Dans son numéro du 15 juin, le magazine Elle nous présente le mannequin Ashley Smith : « La top américaine, égérie du parfum Loverdose de Diesel, affole le fash pack avec son style rock, ses courbes gorgeous et sa moue ravageuse. »

Fash pack. Mmmm. Je ne lis pas Elle de fond en comble mais tout de même, je crois bien que c’est la première fois que “fash pack” surgit ainsi, dans un chapo, sans guillemets ni italique.

Ce détail a son importance : les guillemets auraient marqué une distance, celle que la rédaction aurait jugé bon de placer entre ce mot et ses lectrices, comme pour leur dire : nous savons que “fash pack” ne fait pas (encore) partie de votre vocabulaire.
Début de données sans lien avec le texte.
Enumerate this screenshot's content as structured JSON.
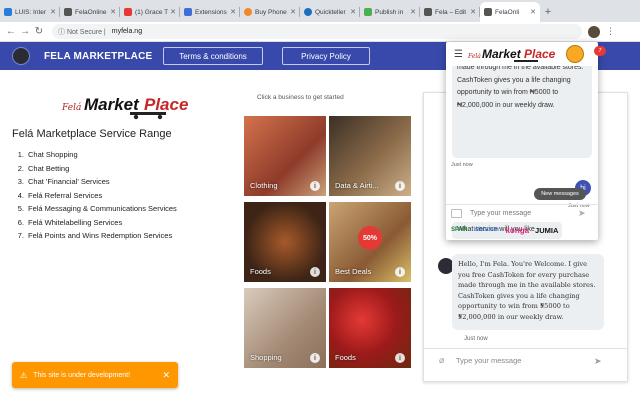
{
  "browser": {
    "tabs": [
      {
        "title": "LUIS: Inter",
        "favicon_color": "#2b7bd8"
      },
      {
        "title": "FelaOnline",
        "favicon_color": "#555555"
      },
      {
        "title": "(1) Grace T",
        "favicon_color": "#e53935"
      },
      {
        "title": "Extensions",
        "favicon_color": "#3f6fd8"
      },
      {
        "title": "Buy Phone",
        "favicon_color": "#f0892a"
      },
      {
        "title": "Quickteller",
        "favicon_color": "#1c6ec0"
      },
      {
        "title": "Publish in",
        "favicon_color": "#4caf50"
      },
      {
        "title": "Fela – Edit",
        "favicon_color": "#555555"
      },
      {
        "title": "FelaOnli",
        "favicon_color": "#555555"
      }
    ],
    "address": {
      "security": "Not Secure",
      "url": "myfela.ng"
    }
  },
  "header": {
    "brand": "FELA MARKETPLACE",
    "terms_label": "Terms & conditions",
    "privacy_label": "Privacy Policy",
    "bg_color": "#3949ab"
  },
  "left": {
    "logo_text": "Felá MarketPlace",
    "title": "Felá Marketplace Service Range",
    "services": [
      "Chat Shopping",
      "Chat Betting",
      "Chat 'Financial' Services",
      "Felá Referral Services",
      "Felá Messaging & Communications Services",
      "Felá Whitelabelling Services",
      "Felá Points and Wins Redemption Services"
    ]
  },
  "businesses": {
    "hint": "Click a business to get started",
    "tiles": [
      {
        "label": "Clothing",
        "color": "#b5553c"
      },
      {
        "label": "Data & Airti...",
        "color": "#6b5a45"
      },
      {
        "label": "Foods",
        "color": "#6b3a22"
      },
      {
        "label": "Best Deals",
        "color": "#a97a4d"
      },
      {
        "label": "Shopping",
        "color": "#b39b8a"
      },
      {
        "label": "Foods",
        "color": "#b21f1f"
      }
    ],
    "deal_badge": "50%"
  },
  "chat_main": {
    "message": "Hello, I'm Fela. You're Welcome. I give you free CashToken for every purchase made through me in the available stores. CashToken gives you a life changing opportunity to win from ₦5000 to ₦2,000,000 in our weekly draw.",
    "time": "Just now",
    "input_placeholder": "Type your message"
  },
  "popup": {
    "logo_text": "Felá MarketPlace",
    "message_visible": "made through me in the available stores. CashToken gives you a life changing opportunity to win from ₦5000 to ₦2,000,000 in our weekly draw.",
    "time1": "Just now",
    "user_reply": "hi",
    "time2": "Just now",
    "question": "What service will you like",
    "new_messages": "New messages",
    "input_placeholder": "Type your message",
    "partners": [
      "SPAR",
      "Wakanow",
      "konga",
      "JUMIA"
    ],
    "badge_count": "7"
  },
  "toast": {
    "text": "This site is under development!"
  }
}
L’italique aurait signalé l’altérité de ce terme, son appartenance à une autre langue que celle des lectrices lambda : la langue que l’on parle dans les milieux de la mode et assimilés.

Le “fash pack”, diminutif de “fashion pack” (pack au sens de “bande”), ce sont les gens influents, professionnels de la profession (créateurs, rédactrices de mode, attachés de presse, etc.) ou personnalités du show-biz. Bref, ceux que l’on trouve aux premiers rangs des défilés.

 

Pourquoi Elle grille-t-il une étape en nous imposant ce mot sans traduction, sans distance, comme s’il était parfaitement naturel alors que ce n’est pas vraiment le cas ? Peut-être pour rester à la hauteur. Imposer sa langue est le fait des prescripteurs, des médias que l’on suit parce qu’ils ont une longueur d’avance sur nous.

Quelques semaines plus tôt (le 9 mars), le mot “fash pack” était apparu dans Grazia, tout autant dépourvu de guillemets et d’italique, négligemment lancé dans le cours d’une phrase. Lorsque je repense à la façon dont l’expression “color block” s’est répandue comme une traînée de poudre dans toute la presse féminine en 2011 (Madame Figaro avait alors tiré le premier), je suis loin de croire qu’il s’agisse d’un hasard.